In her afterword, Hammad recalls meeting an oral historian who had interviewed a Palestinian woman in her living room in London at the time of the second intifada. During the interview, the woman saw another woman wailing on the television and exclaimed, “That’s me!” Only after Hammad learned the interviewee’s name did she realize it was her own grandmother. “I suddenly laughed,” Hammad admits, “because my grandmother is very dramatic.” One may again be tempted to give the humanitarian reading: Hammad’s grandmother saw represented in the woman on the screen something that she recognized in herself, something that any Palestinian or indeed any human being might recognize. But the second, uncannier instance of recognition undercuts this reading. In learning that the woman is her own grandmother, Hammad suddenly realizes that, far from being represented by the story, she is already in the story, albeit just offstage, an unnamed supporting character hovering silently outside this living room where she has presumably sat many times with this very real woman, who is her own flesh and blood. The world of the story is revealed to be the same world where the story is being told.
Against the model of literary recognition, then, we might propose a model of literary adjacency.

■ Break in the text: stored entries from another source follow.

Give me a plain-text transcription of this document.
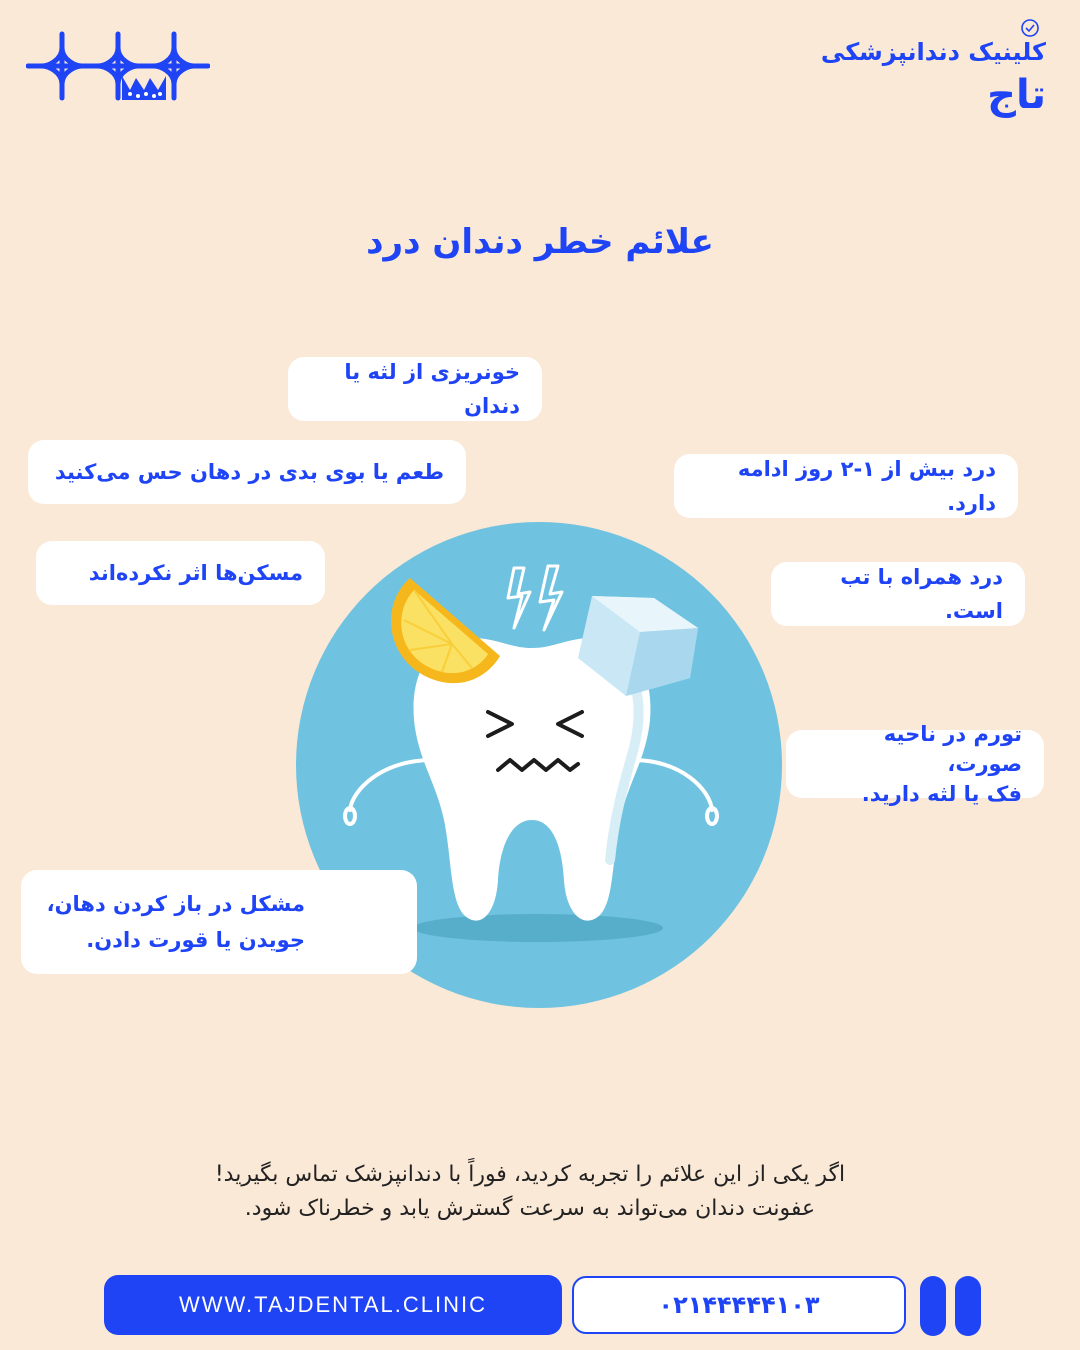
کلینیک دندانپزشکی
تاج
علائم خطر دندان درد
خونریزی از لثه یا دندان
طعم یا بوی بدی در دهان حس می‌کنید
مسکن‌ها اثر نکرده‌اند
درد بیش از ۱-۲ روز ادامه دارد.
درد همراه با تب است.
تورم در ناحیه صورت،
فک یا لثه دارید.
مشکل در باز کردن دهان،
جویدن یا قورت دادن.
اگر یکی از این علائم را تجربه کردید، فوراً با دندانپزشک تماس بگیرید!
عفونت دندان می‌تواند به سرعت گسترش یابد و خطرناک شود.
WWW.TAJDENTAL.CLINIC	۰۲۱۴۴۴۴۴۱۰۳
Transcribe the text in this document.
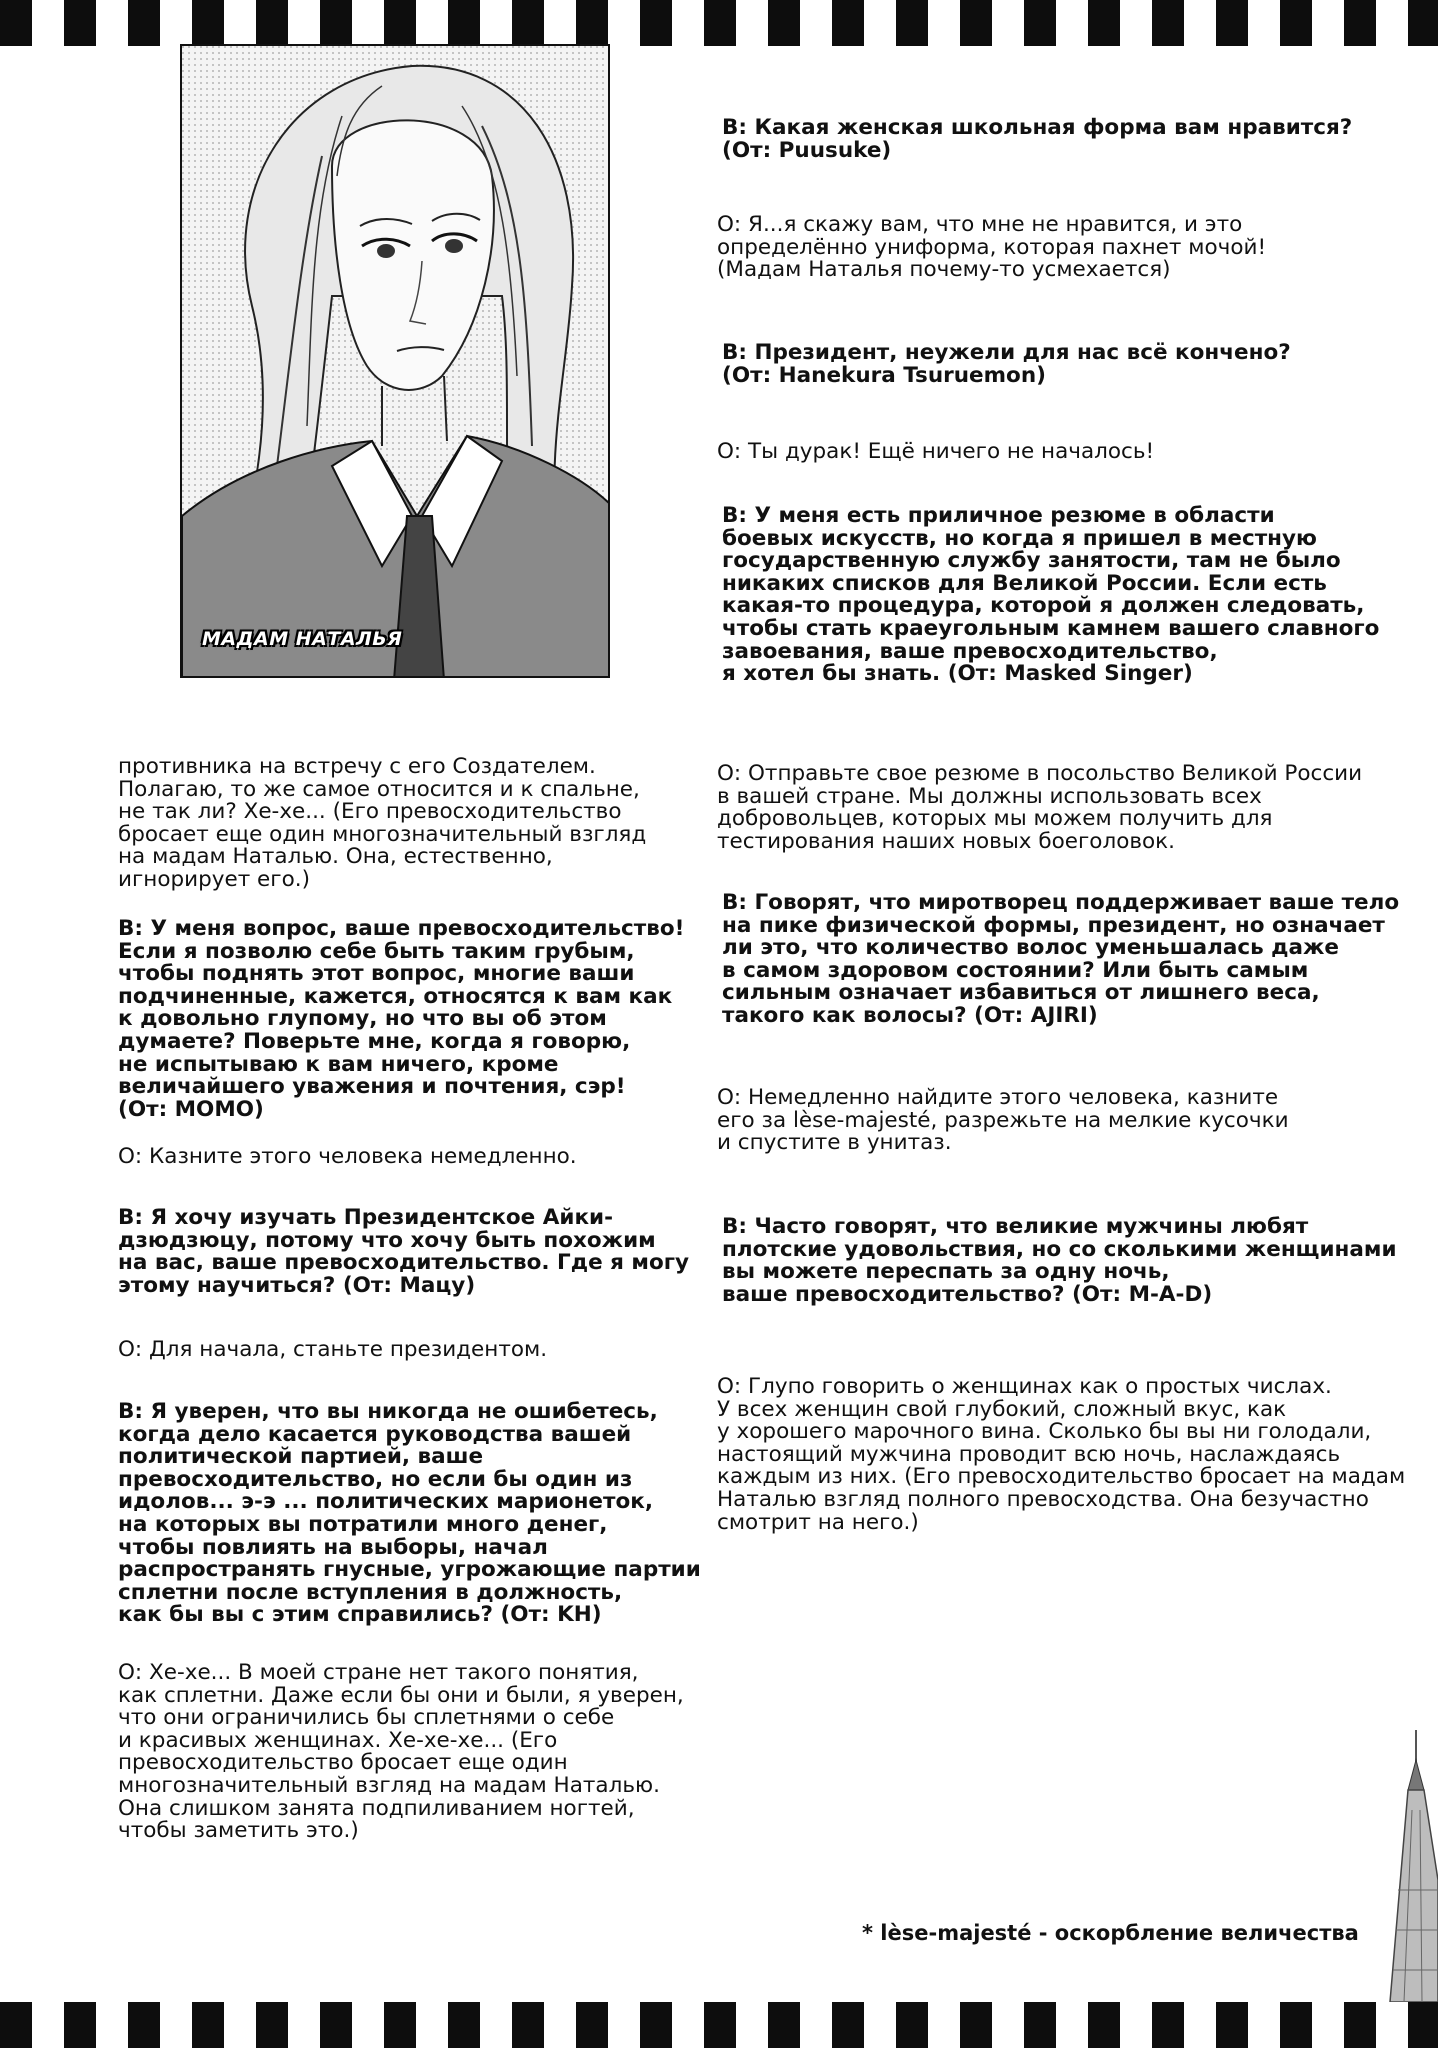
МАДАМ НАТАЛЬЯ
В: Какая женская школьная форма вам нравится?
(От: Puusuke)
О: Я...я скажу вам, что мне не нравится, и это
определённо униформа, которая пахнет мочой!
(Мадам Наталья почему-то усмехается)
В: Президент, неужели для нас всё кончено?
(От: Hanekura Tsuruemon)
О: Ты дурак! Ещё ничего не началось!
В: У меня есть приличное резюме в области
боевых искусств, но когда я пришел в местную
государственную службу занятости, там не было
никаких списков для Великой России. Если есть
какая-то процедура, которой я должен следовать,
чтобы стать краеугольным камнем вашего славного
завоевания, ваше превосходительство,
я хотел бы знать. (От: Masked Singer)
противника на встречу с его Создателем.
Полагаю, то же самое относится и к спальне,
не так ли? Хе-хе... (Его превосходительство
бросает еще один многозначительный взгляд
на мадам Наталью. Она, естественно,
игнорирует его.)
В: У меня вопрос, ваше превосходительство!
Если я позволю себе быть таким грубым,
чтобы поднять этот вопрос, многие ваши
подчиненные, кажется, относятся к вам как
к довольно глупому, но что вы об этом
думаете? Поверьте мне, когда я говорю,
не испытываю к вам ничего, кроме
величайшего уважения и почтения, сэр!
(От: MOMO)
О: Казните этого человека немедленно.
В: Я хочу изучать Президентское Айки-
дзюдзюцу, потому что хочу быть похожим
на вас, ваше превосходительство. Где я могу
этому научиться? (От: Мацу)
О: Для начала, станьте президентом.
В: Я уверен, что вы никогда не ошибетесь,
когда дело касается руководства вашей
политической партией, ваше
превосходительство, но если бы один из
идолов... э-э ... политических марионеток,
на которых вы потратили много денег,
чтобы повлиять на выборы, начал
распространять гнусные, угрожающие партии
сплетни после вступления в должность,
как бы вы с этим справились? (От: KH)
О: Хе-хе... В моей стране нет такого понятия,
как сплетни. Даже если бы они и были, я уверен,
что они ограничились бы сплетнями о себе
и красивых женщинах. Хе-хе-хе... (Его
превосходительство бросает еще один
многозначительный взгляд на мадам Наталью.
Она слишком занята подпиливанием ногтей,
чтобы заметить это.)
О: Отправьте свое резюме в посольство Великой России
в вашей стране. Мы должны использовать всех
добровольцев, которых мы можем получить для
тестирования наших новых боеголовок.
В: Говорят, что миротворец поддерживает ваше тело
на пике физической формы, президент, но означает
ли это, что количество волос уменьшалась даже
в самом здоровом состоянии? Или быть самым
сильным означает избавиться от лишнего веса,
такого как волосы? (От: AJIRI)
О: Немедленно найдите этого человека, казните
его за lèse-majesté, разрежьте на мелкие кусочки
и спустите в унитаз.
В: Часто говорят, что великие мужчины любят
плотские удовольствия, но со сколькими женщинами
вы можете переспать за одну ночь,
ваше превосходительство? (От: M-A-D)
О: Глупо говорить о женщинах как о простых числах.
У всех женщин свой глубокий, сложный вкус, как
у хорошего марочного вина. Сколько бы вы ни голодали,
настоящий мужчина проводит всю ночь, наслаждаясь
каждым из них. (Его превосходительство бросает на мадам
Наталью взгляд полного превосходства. Она безучастно
смотрит на него.)
* lèse-majesté - оскорбление величества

What the critic Lionel Trilling called the “dark and bloody crossroads where literature and politics meet” is not a metaphor but a real place full of real things: books, bombs, money, vaccines, ideas, tents, people, all jumbled up together. In Enter Ghost, opening night is menaced, though not interrupted, by the appearance of several Israeli soldiers, who simply stand and watch the play without speaking. Hamlet himself, who is being played by the director, has just decided to “catch” Claudius by writing a play about his father’s murder — a work of literature that is all too real, the prince’s large black dog. “I have heard that criminals sitting in a theater,” Hamlet says, gesturing boldly at the soldiers, “have been so struck by the skill of the scene in their souls that they have straightaway declared their offenses.” By the novel’s end, Hammad’s tragedians have hatched a scheme of their own: They put on a guerrilla performance of Hamlet just outside a West Bank checkpoint. But they are not simply “reinterpreting” Shakespeare. They are reminding themselves that a play is, as Hamlet so famously put it, a thing: a physical entity that takes up time and space, a thing that stubbornly exists alongside guns and checkpoints and soldiers. Then, as if recognizing this too, a soldier opens fire.